The national CRC (co-operative research centre) for Water Sensitive Cities was launched in September 2012, with the not-so modest task of guiding $100 billion in water investments in the next 15 years. To contribute its input to this investment, the CRC itself is proposed to have a budget of $100 million over the next nine years.

In 2002 Victoria’s Water Industry and the state’s Department of Sustainability and Environment got together to establish their own Smart Water Fund. One of its many funded initiatives is Aquadux, a program that for the past three years has incorporated sustainable water use principles into current plumbing apprenticeship training. It has been offered to students attending Australian Technical College Sunshine in Victoria. The project uses ‘real life sustainability solutions’ designed to engage students, teachers and industry partners. The Smart Water Fund recently announced it had opened for its 10th round of projects submissions to share in a pool $1 million worth of funding.

For those plumbers well beyond their apprenticeship days, Master Plumbers and Mechanical Services Association of Australia (MPMSAA) set up Green Plumbers in 2000 to provide training in measures that would reduce consumer’s costs in water and energy use. So effective was the program that the training side of things was sold off in 2008, as a commercial venture. Green Plumbers has since spread its wings with training courses and accreditation in USA, Canada, India, China, and New Zealand. Over 9,000 plumbers representing almost half as many plumbing businesses have completed Green Plumbers courses in Australia.

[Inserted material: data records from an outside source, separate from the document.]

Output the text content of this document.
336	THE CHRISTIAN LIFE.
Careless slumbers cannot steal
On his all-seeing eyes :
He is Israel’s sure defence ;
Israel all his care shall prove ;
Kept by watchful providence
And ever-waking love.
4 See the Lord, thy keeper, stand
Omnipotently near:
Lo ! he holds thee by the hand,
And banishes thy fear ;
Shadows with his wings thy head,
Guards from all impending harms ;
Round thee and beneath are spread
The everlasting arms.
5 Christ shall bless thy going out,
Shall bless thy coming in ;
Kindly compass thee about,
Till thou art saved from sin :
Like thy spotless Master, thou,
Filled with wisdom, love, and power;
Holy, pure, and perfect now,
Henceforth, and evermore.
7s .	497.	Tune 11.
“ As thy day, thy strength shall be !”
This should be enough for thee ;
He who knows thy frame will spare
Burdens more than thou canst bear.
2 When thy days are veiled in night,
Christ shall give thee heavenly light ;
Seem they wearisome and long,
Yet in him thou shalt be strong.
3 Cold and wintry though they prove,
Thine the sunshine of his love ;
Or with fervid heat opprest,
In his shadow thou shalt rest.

This cadre of eco plumbers will need their newly acquired skills to evaluate an ever burgeoning array of water management products. Some are old favourites like the Smartflo integrated leaf-guard and guttering, which has a new Australian manufacturer. Or more recent market entries, such as Azuratec’s award winning SlabTanks that allow for rainwater to be stored within the house slab. Protected from heat and light, the chance of algal growths occurring is also apparently greatly reduced. And as their name clearly implies, Rain Harvesting Pty Ltd offer a vast catalogue of fixtures for the collection of rainwater, including downpipe fittings that combine the benefits of both a leaf beater style inlet and a first flush system.

Smart WaterMark finalists for the 2012 Product of the Year Awards were announced in August, with the winners getting the nod during National Water Week 21-27 October. Already more than 260 products and services have been certified to use the Smart WaterMark label for their water saving properties.

Smart WaterMark also have a public awareness program called Every Bucket Counts, through which they inform that water conservation not only saves valuable water, but also reduces electricity use and greenhouse gas emissions. For every four buckets of water saved, so is 50 grams of carbon dioxide equivalent.

With a few recent years of wet weather, water conservation might not have been the hot topic it once was, but as precursor of life it can never completely slide off the agenda.